Russell Yates said the sentencing freed him from a gag order that kept him from defending himself, his family and his wife from public misconceptions. He said he and his mother had taken over almost all responsibility for the care of the children, and he never saw any sign that Andrea would hurt them.

"We didn't see her as a danger," said Yates. "The real question to me is: How could she have been so ill and the medical community not diagnose her, not treat her, and obviously not protect our family from her?"

Yates said he would always support Andrea, but it bothers him that she did not warn him about her thoughts about killing their children.

"If she had said anything about that, we may have decided not to have any more children," he said.

When his wife was first hospitalized after a suicide attempt in 1999, it took doctors several weeks to devise an effective treatment.

Only after his wife's treatment with the anti-psychotic agent Haldol proved "miraculous," he said, did they decide to have a fifth child -- confident that if her post-partum depression were to return, "we could nip it in the bud by recognizing the symptoms early, getting treatment early."

He added, "If they had given her the same medications, left her in the hospital until she was well, any number of things in her medical treatment, this never would have happened."

Yates said he still supports and believes in his wife. If he thought his wife had been sane when she killed their children, "I'd be the first in line to help the jury."

Immediately after the sentence was returned, Yates visited his wife -- who was heavily medicated throughout the trial -- in jail and said she was in "pretty good spirits." Yates said that, when he prays, he talks to his children.

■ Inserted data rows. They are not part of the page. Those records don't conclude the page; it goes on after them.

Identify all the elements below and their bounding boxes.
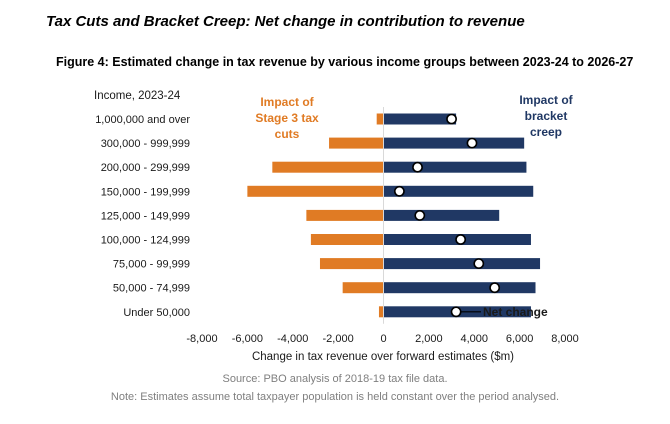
net-change-marker (393, 185, 405, 197)
category-tick-label: 300,000 - 999,999 (101, 138, 190, 150)
bar (376, 113, 384, 125)
x-tick-label: -8,000 (186, 333, 217, 345)
bar (247, 185, 384, 197)
series-label-stage3: cuts (275, 127, 300, 141)
bar (383, 185, 534, 197)
bar (310, 234, 384, 245)
bar (383, 282, 536, 294)
bar (306, 209, 384, 221)
document-heading: Tax Cuts and Bracket Creep: Net change i… (46, 13, 525, 30)
net-change-marker (466, 137, 478, 149)
category-tick-label: 125,000 - 149,999 (101, 210, 190, 222)
bar (383, 113, 457, 125)
bar (272, 161, 384, 173)
x-tick-label: -4,000 (277, 333, 308, 345)
net-change-marker (414, 209, 426, 221)
net-change-marker (450, 306, 462, 318)
series-label-bracket-creep: creep (530, 125, 562, 139)
x-tick-label: 6,000 (506, 333, 534, 345)
methodology-note: Note: Estimates assume total taxpayer po… (110, 391, 560, 403)
category-tick-label: 1,000,000 and over (95, 114, 190, 126)
net-change-marker (473, 258, 485, 269)
bar (383, 258, 541, 270)
bar (383, 209, 500, 221)
category-tick-label: 100,000 - 124,999 (101, 235, 190, 247)
x-axis-label: Change in tax revenue over forward estim… (252, 351, 514, 363)
net-change-marker (412, 161, 423, 173)
series-label-bracket-creep: Impact of (519, 93, 573, 107)
bar (342, 282, 384, 294)
category-tick-label: 75,000 - 99,999 (113, 259, 190, 271)
net-change-marker (446, 113, 457, 125)
chart: 1,000,000 and over 300,000 - 999,999 200,0… (94, 90, 579, 363)
category-tick-label: Under 50,000 (123, 307, 190, 319)
x-tick-label: 8,000 (551, 333, 579, 345)
x-tick-label: -6,000 (232, 333, 263, 345)
source-note: Source: PBO analysis of 2018-19 tax file… (222, 373, 448, 385)
x-tick-label: 4,000 (460, 333, 488, 345)
category-tick-label: 150,000 - 199,999 (101, 186, 190, 198)
net-change-marker (489, 282, 501, 294)
category-axis-title: Income, 2023-24 (94, 90, 181, 102)
net-change-marker (455, 234, 467, 245)
x-tick-label: 0 (380, 333, 386, 345)
x-tick-label: -2,000 (323, 333, 354, 345)
category-tick-label: 200,000 - 299,999 (101, 162, 190, 174)
series-label-stage3: Stage 3 tax (255, 111, 319, 125)
series-label-bracket-creep: bracket (525, 109, 568, 123)
series-label-net-change: Net change (483, 305, 548, 319)
bar (383, 161, 527, 173)
bar (329, 137, 384, 149)
bar (378, 306, 384, 318)
category-tick-label: 50,000 - 74,999 (113, 283, 190, 295)
series-label-stage3: Impact of (260, 95, 314, 109)
bar (319, 258, 384, 270)
x-tick-label: 2,000 (415, 333, 443, 345)
figure-title: Figure 4: Estimated change in tax revenu… (56, 55, 634, 69)
bar (383, 137, 525, 149)
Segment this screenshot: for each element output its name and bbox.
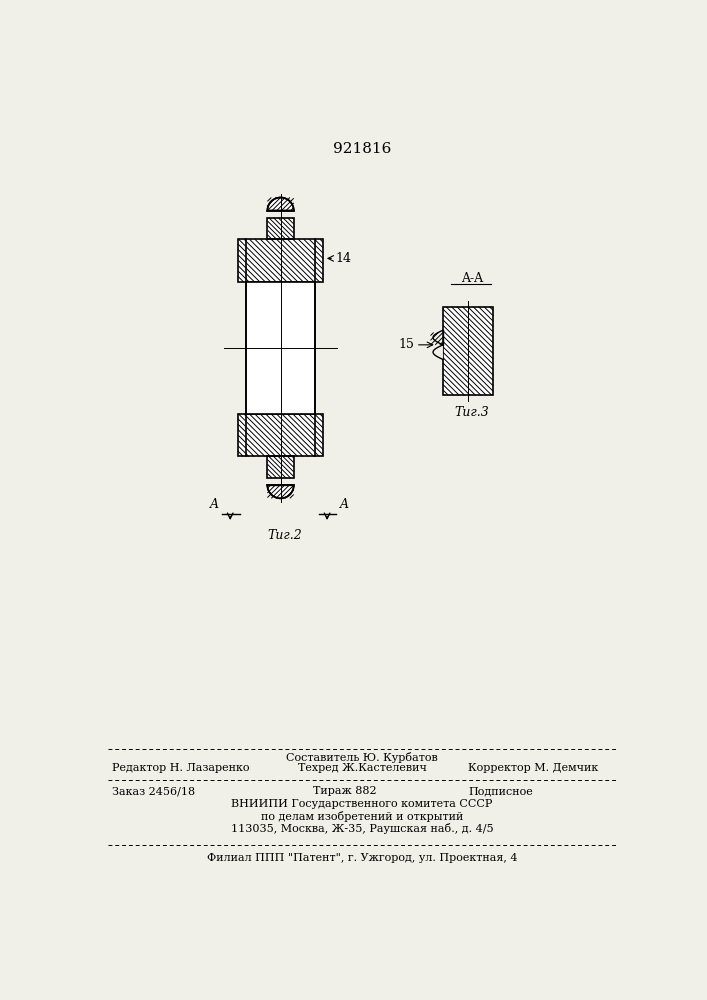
Bar — [267, 456, 293, 478]
Bar — [238, 414, 323, 456]
Polygon shape — [433, 330, 443, 359]
Bar — [443, 307, 493, 395]
Text: Филиал ППП "Патент", г. Ужгород, ул. Проектная, 4: Филиал ППП "Патент", г. Ужгород, ул. Про… — [206, 853, 518, 863]
Text: Τиг.3: Τиг.3 — [455, 406, 489, 419]
Bar — [247, 282, 315, 414]
Text: Составитель Ю. Курбатов: Составитель Ю. Курбатов — [286, 752, 438, 763]
Bar — [443, 307, 493, 395]
Text: 14: 14 — [336, 252, 351, 265]
Text: Τиг.2: Τиг.2 — [267, 529, 302, 542]
Text: 15: 15 — [398, 338, 414, 351]
Text: A: A — [340, 498, 349, 511]
Bar — [267, 218, 293, 239]
Text: 113035, Москва, Ж-35, Раушская наб., д. 4/5: 113035, Москва, Ж-35, Раушская наб., д. … — [230, 823, 493, 834]
Text: Заказ 2456/18: Заказ 2456/18 — [112, 786, 194, 796]
Text: 921816: 921816 — [333, 142, 391, 156]
Text: по делам изобретений и открытий: по делам изобретений и открытий — [261, 811, 463, 822]
Wedge shape — [267, 198, 293, 211]
Text: Корректор М. Демчик: Корректор М. Демчик — [468, 763, 598, 773]
Text: Техред Ж.Кастелевич: Техред Ж.Кастелевич — [298, 763, 426, 773]
Text: Редактор Н. Лазаренко: Редактор Н. Лазаренко — [112, 763, 249, 773]
Bar — [267, 218, 293, 239]
Bar — [238, 414, 323, 456]
Bar — [238, 239, 323, 282]
Text: Подписное: Подписное — [468, 786, 533, 796]
Text: Тираж 882: Тираж 882 — [313, 786, 377, 796]
Text: ВНИИПИ Государственного комитета СССР: ВНИИПИ Государственного комитета СССР — [231, 799, 493, 809]
Wedge shape — [267, 485, 293, 498]
Bar — [267, 456, 293, 478]
Text: A: A — [209, 498, 218, 511]
Bar — [238, 239, 323, 282]
Text: A-A: A-A — [461, 272, 483, 285]
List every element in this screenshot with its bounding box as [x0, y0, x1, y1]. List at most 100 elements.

"I will ask them to pray for Andrea. They loved their mommy. I know they don't hold this against her," he said. "They know that she was sick, and they know that she loved them."

The couple discussed "making the most of the time we have left," he said. "She may be able to help some inmates in prison."

Yates, who recently attended his 20th high school reunion, compared his current stage in life with how it was when he graduated -- "Just, I know more now."

The NASA engineer said his work no longer seems significant to him, and said he may train to work in another field.

"I think if I did anything else, I would want to help people directly," he said.